One implication of these findings is that patients may increasingly have the opportunity to discuss religious/spiritual concerns with their psychiatrists. Since religious patients may benefit from treatments that accommodate their religious beliefs (29, 30), outcomes could improve for this group. Improved outcomes, however, may depend upon the knowledge and expertise that psychiatrists bring to such discussions. Most psychiatrists receive little professional training about religious matters (31), and psychiatric journals seldom deal with theological issues (28, 32). Psychiatrists thus risk speaking beyond the area of their expertise and/or without having explored their own biases for or against particular viewpoints (30). Because religion/spirituality is an important component of many clinical encounters, psychiatrists would benefit from increased professional training on religious/spiritual issues as well as an increased awareness of pastoral or theologically trained colleagues with whom they might consult when appropriate.
This study has several limitations. Undoubtedly some of the variation between psychiatrists’ and nonpsychiatrists’ responses is shaped by the distinctive goals and interactions inherent in the field of psychiatry. Physician-patient interactions in psychiatry differ from physician-patient interactions in other fields of medicine. If religion is a topic that simply shows up more often in a psychiatrist’s office and if psychiatrists handle the topic differently than other physicians (for example, reflectively listening rather than directing the patient), that could exaggerate the apparent differences between psychiatry and other medical fields. In addition, the boundaries between psychiatry, psychology, neurology, and counseling have not always been stable or well-defined (26), so it is unclear whether these findings are limited to the field of psychiatry or may be generalized to include other fields of mental health. Concerning the survey, the response rate was better than average (33), and we did not find substantial evidence to suggest response bias (6, 13). Nevertheless, religious and other characteristics may have systematically affected physicians’ willingness to respond in unmeasured ways. Moreover, self-reports are always imperfect measures of physicians’ actual practices.

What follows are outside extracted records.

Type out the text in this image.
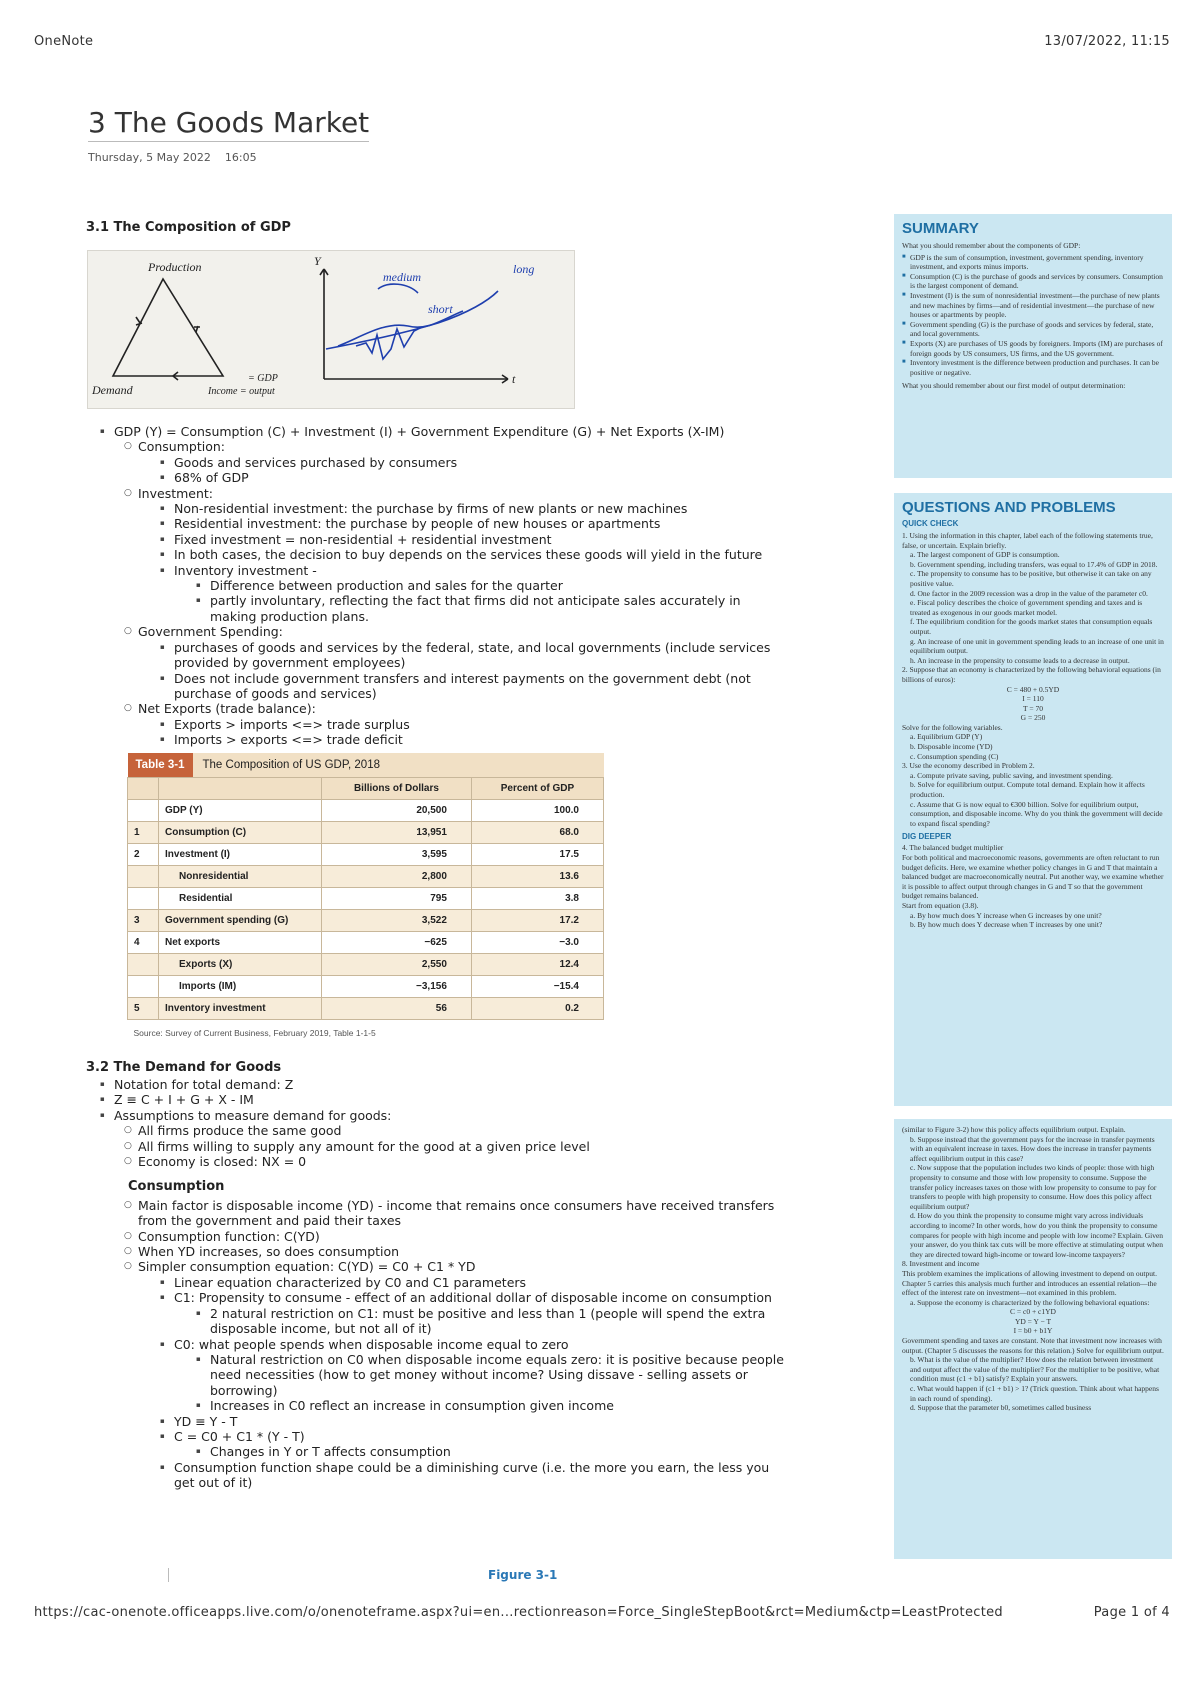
OneNote	13/07/2022, 11:15
3 The Goods Market
Thursday, 5 May 2022 16:05
3.1 The Composition of GDP
Production
Demand	Income = output
= GDP
Y
long
medium
short
t
▪ GDP (Y) = Consumption (C) + Investment (I) + Government Expenditure (G) + Net Exports (X-IM)
○ Consumption:
▪ Goods and services purchased by consumers
▪ 68% of GDP
○ Investment:
▪ Non-residential investment: the purchase by firms of new plants or new machines
▪ Residential investment: the purchase by people of new houses or apartments
▪ Fixed investment = non-residential + residential investment
▪ In both cases, the decision to buy depends on the services these goods will yield in the future
▪ Inventory investment -
▪ Difference between production and sales for the quarter
▪ partly involuntary, reflecting the fact that firms did not anticipate sales accurately in making production plans.
○ Government Spending:
▪ purchases of goods and services by the federal, state, and local governments (include services provided by government employees)
▪ Does not include government transfers and interest payments on the government debt (not purchase of goods and services)
○ Net Exports (trade balance):
▪ Exports > imports <=> trade surplus
▪ Imports > exports <=> trade deficit
Table 3-1 The Composition of US GDP, 2018			
		Billions of Dollars	Percent of GDP
	GDP (Y)	20,500	100.0
1	Consumption (C)	13,951	68.0
2	Investment (I)	3,595	17.5
	Nonresidential	2,800	13.6
	Residential	795	3.8
3	Government spending (G)	3,522	17.2
4	Net exports	−625	−3.0
	Exports (X)	2,550	12.4
	Imports (IM)	−3,156	−15.4
5	Inventory investment	56	0.2
Source: Survey of Current Business, February 2019, Table 1-1-5			
3.2 The Demand for Goods
▪ Notation for total demand: Z
▪ Z ≡ C + I + G + X - IM
▪ Assumptions to measure demand for goods:
○ All firms produce the same good
○ All firms willing to supply any amount for the good at a given price level
○ Economy is closed: NX = 0
Consumption
○ Main factor is disposable income (YD) - income that remains once consumers have received transfers from the government and paid their taxes
○ Consumption function: C(YD)
○ When YD increases, so does consumption
○ Simpler consumption equation: C(YD) = C0 + C1 * YD
▪ Linear equation characterized by C0 and C1 parameters
▪ C1: Propensity to consume - effect of an additional dollar of disposable income on consumption
▪ 2 natural restriction on C1: must be positive and less than 1 (people will spend the extra disposable income, but not all of it)
▪ C0: what people spends when disposable income equal to zero
▪ Natural restriction on C0 when disposable income equals zero: it is positive because people need necessities (how to get money without income? Using dissave - selling assets or borrowing)
▪ Increases in C0 reflect an increase in consumption given income
▪ YD ≡ Y - T
▪ C = C0 + C1 * (Y - T)
▪ Changes in Y or T affects consumption
▪ Consumption function shape could be a diminishing curve (i.e. the more you earn, the less you get out of it)
Figure 3-1
SUMMARY
What you should remember about the components of GDP:
■ GDP is the sum of consumption, investment, government spending, inventory investment, and exports minus imports.
■ Consumption (C) is the purchase of goods and services by consumers. Consumption is the largest component of demand.
■ Investment (I) is the sum of nonresidential investment—the purchase of new plants and new machines by firms—and of residential investment—the purchase of new houses or apartments by people.
■ Government spending (G) is the purchase of goods and services by federal, state, and local governments.
■ Exports (X) are purchases of US goods by foreigners. Imports (IM) are purchases of foreign goods by US consumers, US firms, and the US government.
■ Inventory investment is the difference between production and purchases. It can be positive or negative.
What you should remember about our first model of output determination:
QUESTIONS AND PROBLEMS
QUICK CHECK
1. Using the information in this chapter, label each of the following statements true, false, or uncertain. Explain briefly.
a. The largest component of GDP is consumption.
b. Government spending, including transfers, was equal to 17.4% of GDP in 2018.
c. The propensity to consume has to be positive, but otherwise it can take on any positive value.
d. One factor in the 2009 recession was a drop in the value of the parameter c0.
e. Fiscal policy describes the choice of government spending and taxes and is treated as exogenous in our goods market model.
f. The equilibrium condition for the goods market states that consumption equals output.
g. An increase of one unit in government spending leads to an increase of one unit in equilibrium output.
h. An increase in the propensity to consume leads to a decrease in output.
2. Suppose that an economy is characterized by the following behavioral equations (in billions of euros):
C = 480 + 0.5YD
I = 110
T = 70
G = 250
Solve for the following variables.
a. Equilibrium GDP (Y)
b. Disposable income (YD)
c. Consumption spending (C)
3. Use the economy described in Problem 2.
a. Compute private saving, public saving, and investment spending.
b. Solve for equilibrium output. Compute total demand. Explain how it affects production.
c. Assume that G is now equal to €300 billion. Solve for equilibrium output, consumption, and disposable income. Why do you think the government will decide to expand fiscal spending?
DIG DEEPER
4. The balanced budget multiplier
For both political and macroeconomic reasons, governments are often reluctant to run budget deficits. Here, we examine whether policy changes in G and T that maintain a balanced budget are macroeconomically neutral. Put another way, we examine whether it is possible to affect output through changes in G and T so that the government budget remains balanced.
Start from equation (3.8).
a. By how much does Y increase when G increases by one unit?
b. By how much does Y decrease when T increases by one unit?
(similar to Figure 3-2) how this policy affects equilibrium output. Explain.
b. Suppose instead that the government pays for the increase in transfer payments with an equivalent increase in taxes. How does the increase in transfer payments affect equilibrium output in this case?
c. Now suppose that the population includes two kinds of people: those with high propensity to consume and those with low propensity to consume. Suppose the transfer policy increases taxes on those with low propensity to consume to pay for transfers to people with high propensity to consume. How does this policy affect equilibrium output?
d. How do you think the propensity to consume might vary across individuals according to income? In other words, how do you think the propensity to consume compares for people with high income and people with low income? Explain. Given your answer, do you think tax cuts will be more effective at stimulating output when they are directed toward high-income or toward low-income taxpayers?
8. Investment and income
This problem examines the implications of allowing investment to depend on output. Chapter 5 carries this analysis much further and introduces an essential relation—the effect of the interest rate on investment—not examined in this problem.
a. Suppose the economy is characterized by the following behavioral equations:
C = c0 + c1YD
YD = Y − T
I = b0 + b1Y
Government spending and taxes are constant. Note that investment now increases with output. (Chapter 5 discusses the reasons for this relation.) Solve for equilibrium output.
b. What is the value of the multiplier? How does the relation between investment and output affect the value of the multiplier? For the multiplier to be positive, what condition must (c1 + b1) satisfy? Explain your answers.
c. What would happen if (c1 + b1) > 1? (Trick question. Think about what happens in each round of spending).
d. Suppose that the parameter b0, sometimes called business
https://cac-onenote.officeapps.live.com/o/onenoteframe.aspx?ui=en...rectionreason=Force_SingleStepBoot&rct=Medium&ctp=LeastProtected	Page 1 of 4
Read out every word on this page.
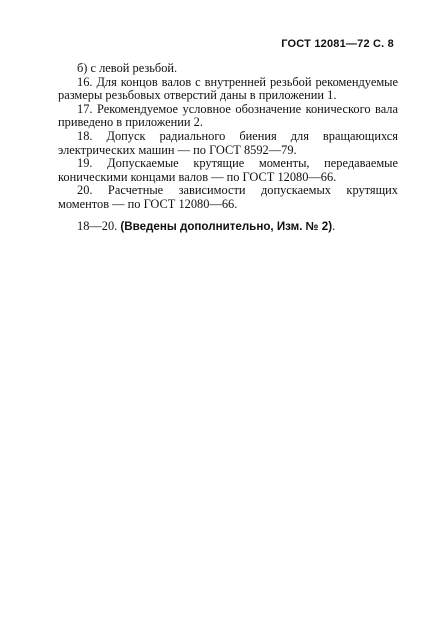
ГОСТ 12081—72 С. 8

б) с левой резьбой.

16. Для концов валов с внутренней резьбой рекомендуемые размеры резьбовых отверстий даны в приложении 1.

17. Рекомендуемое условное обозначение конического вала приведено в приложении 2.

18. Допуск радиального биения для вращающихся электрических машин — по ГОСТ 8592—79.

19. Допускаемые крутящие моменты, передаваемые коническими концами валов — по ГОСТ 12080—66.

20. Расчетные зависимости допускаемых крутящих моментов — по ГОСТ 12080—66.

18—20. (Введены дополнительно, Изм. № 2).
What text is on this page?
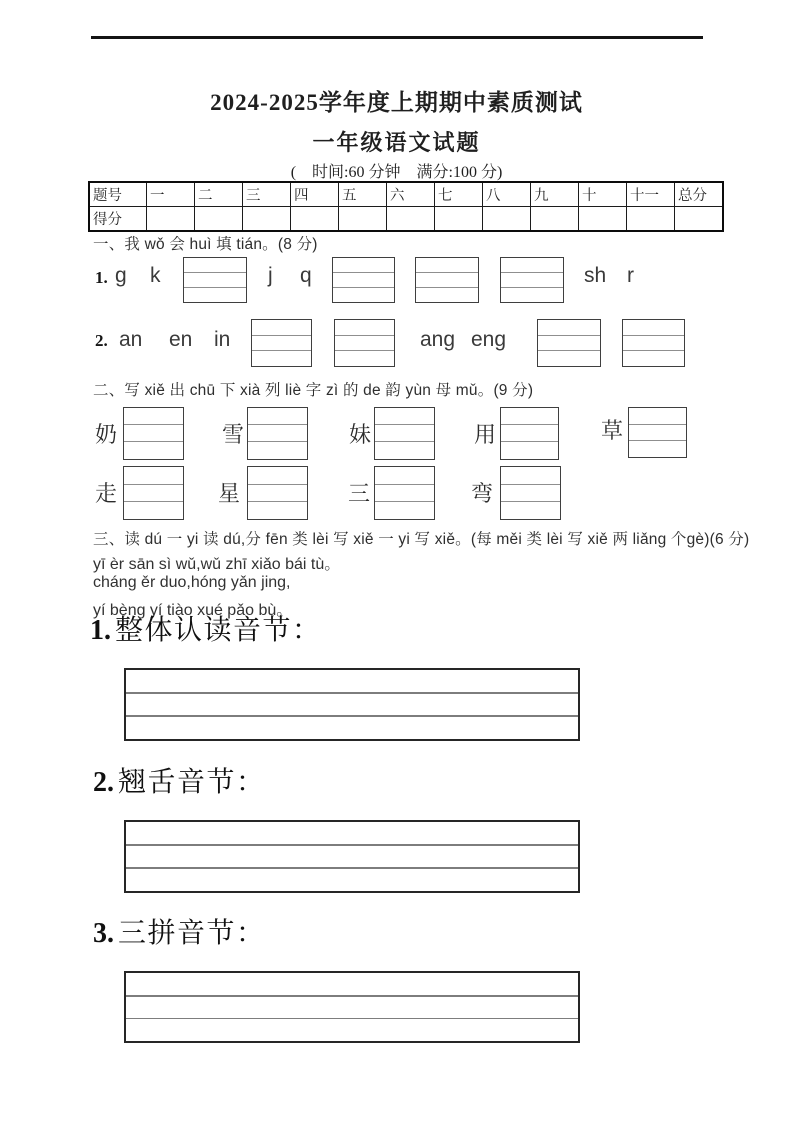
2024-2025学年度上期期中素质测试
一年级语文试题
(　时间:60 分钟　满分:100 分)
题号	一	二	三	四	五	六	七	八	九	十	十一	总分
得分												
一、我 wǒ 会 huì 填 tián。(8 分)
1. g k	j q	sh r
2. an en in	ang eng
二、写 xiě 出 chū 下 xià 列 liè 字 zì 的 de 韵 yùn 母 mǔ。(9 分)
奶	雪	妹	用	草
走	星	三	弯
三、读 dú 一 yi 读 dú,分 fēn 类 lèi 写 xiě 一 yi 写 xiě。(每 měi 类 lèi 写 xiě 两 liǎng 个gè)(6 分)
yī èr sān sì wǔ,wǔ zhī xiǎo bái tù。
cháng ěr duo,hóng yǎn jing,
yí bèng yí tiào xué pǎo bù。
1. 整体认读音节：
2. 翘舌音节：
3. 三拼音节：
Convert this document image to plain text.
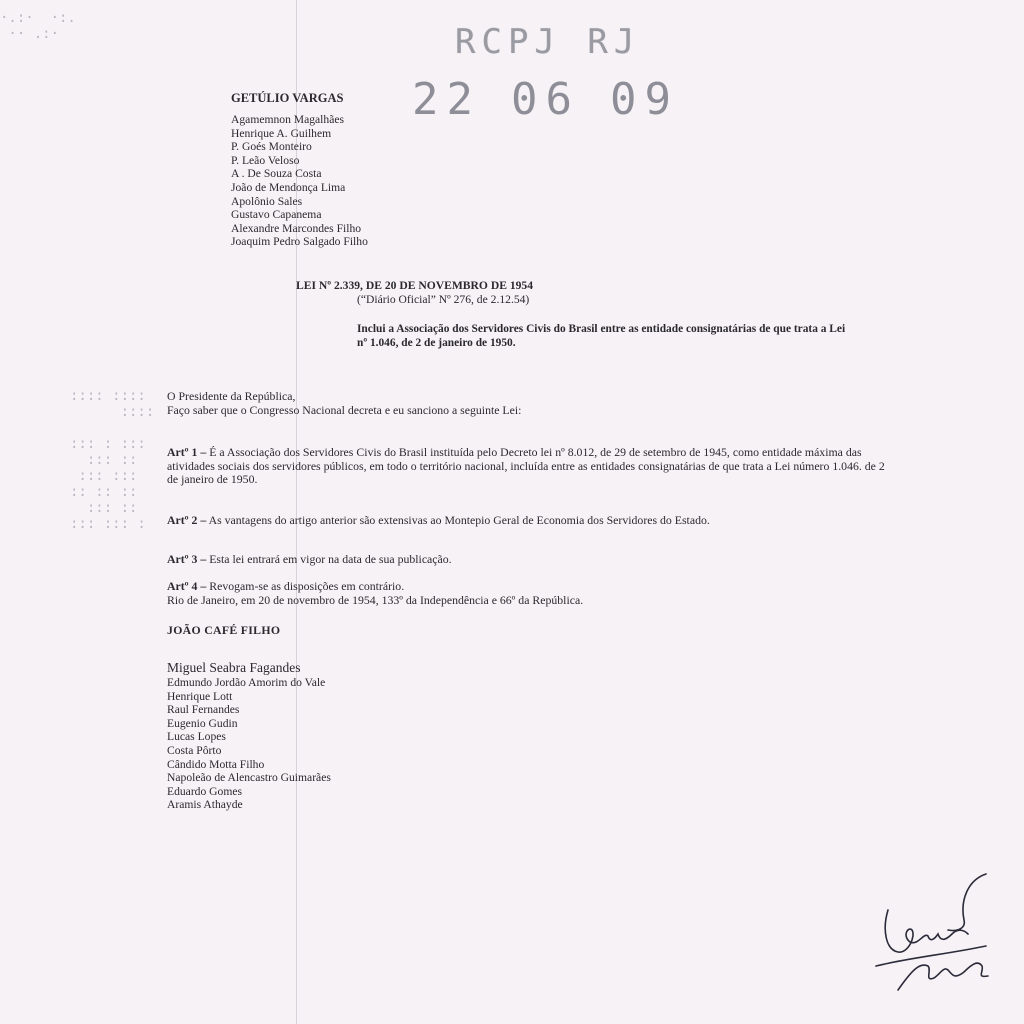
·.:·  ·:.
·· .:·
:::: ::::
::::

::: : :::
::: ::
::: :::
:: :: ::
::: ::
::: ::: :
RCPJ RJ
22 06 09
GETÚLIO VARGAS
Agamemnon Magalhães
Henrique A. Guilhem
P. Goés Monteiro
P. Leão Veloso
A . De Souza Costa
João de Mendonça Lima
Apolônio Sales
Gustavo Capanema
Alexandre Marcondes Filho
Joaquim Pedro Salgado Filho
LEI Nº 2.339, DE 20 DE NOVEMBRO DE 1954
(“Diário Oficial” Nº 276, de 2.12.54)
Inclui a Associação dos Servidores Civis do Brasil entre as entidade consignatárias de que trata a Lei nº 1.046, de 2 de janeiro de 1950.

O Presidente da República,

Faço saber que o Congresso Nacional decreta e eu sanciono a seguinte Lei:

Artº 1 – É a Associação dos Servidores Civis do Brasil instituída pelo Decreto lei nº 8.012, de 29 de setembro de 1945, como entidade máxima das atividades sociais dos servidores públicos, em todo o território nacional, incluída entre as entidades consignatárias de que trata a Lei número 1.046. de 2 de janeiro de 1950.

Artº 2 – As vantagens do artigo anterior são extensivas ao Montepio Geral de Economia dos Servidores do Estado.

Artº 3 – Esta lei entrará em vigor na data de sua publicação.

Artº 4 – Revogam-se as disposições em contrário.

Rio de Janeiro, em 20 de novembro de 1954, 133º da Independência e 66º da República.

JOÃO CAFÉ FILHO
Miguel Seabra Fagandes
Edmundo Jordão Amorim do Vale
Henrique Lott
Raul Fernandes
Eugenio Gudin
Lucas Lopes
Costa Pôrto
Cândido Motta Filho
Napoleão de Alencastro Guimarães
Eduardo Gomes
Aramis Athayde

In conclusion, this study reveals that psychiatrists are more open to engaging patients on religious and/or spiritual matters than are other physicians; thus, models that portray psychiatry and religion as conflicting fields may not be as accurate as previously assumed. The growing appreciation for the functional clinical importance of religion/spirituality in psychiatry requires continued examination and negotiation if psychiatrists are to wisely address religion and spirituality in their clinical practices.
Funded by grants from the Greenwall Foundation and the Robert Wood Johnson Clinical Scholars Program (Drs. Curlin, Chin, and Lantos). Dr. Curlin is supported by National Center for Complementary and Alternative Medicine grant number K23/AT002749. The funding agencies did not have any role in the design, conduct, analysis, and interpretation of the study or in the preparation of the article.
The authors thank members of the University of Chicago Templeton Foundation Faculty Network for their feedback on an earlier draft of this article.
All authors report no competing interests.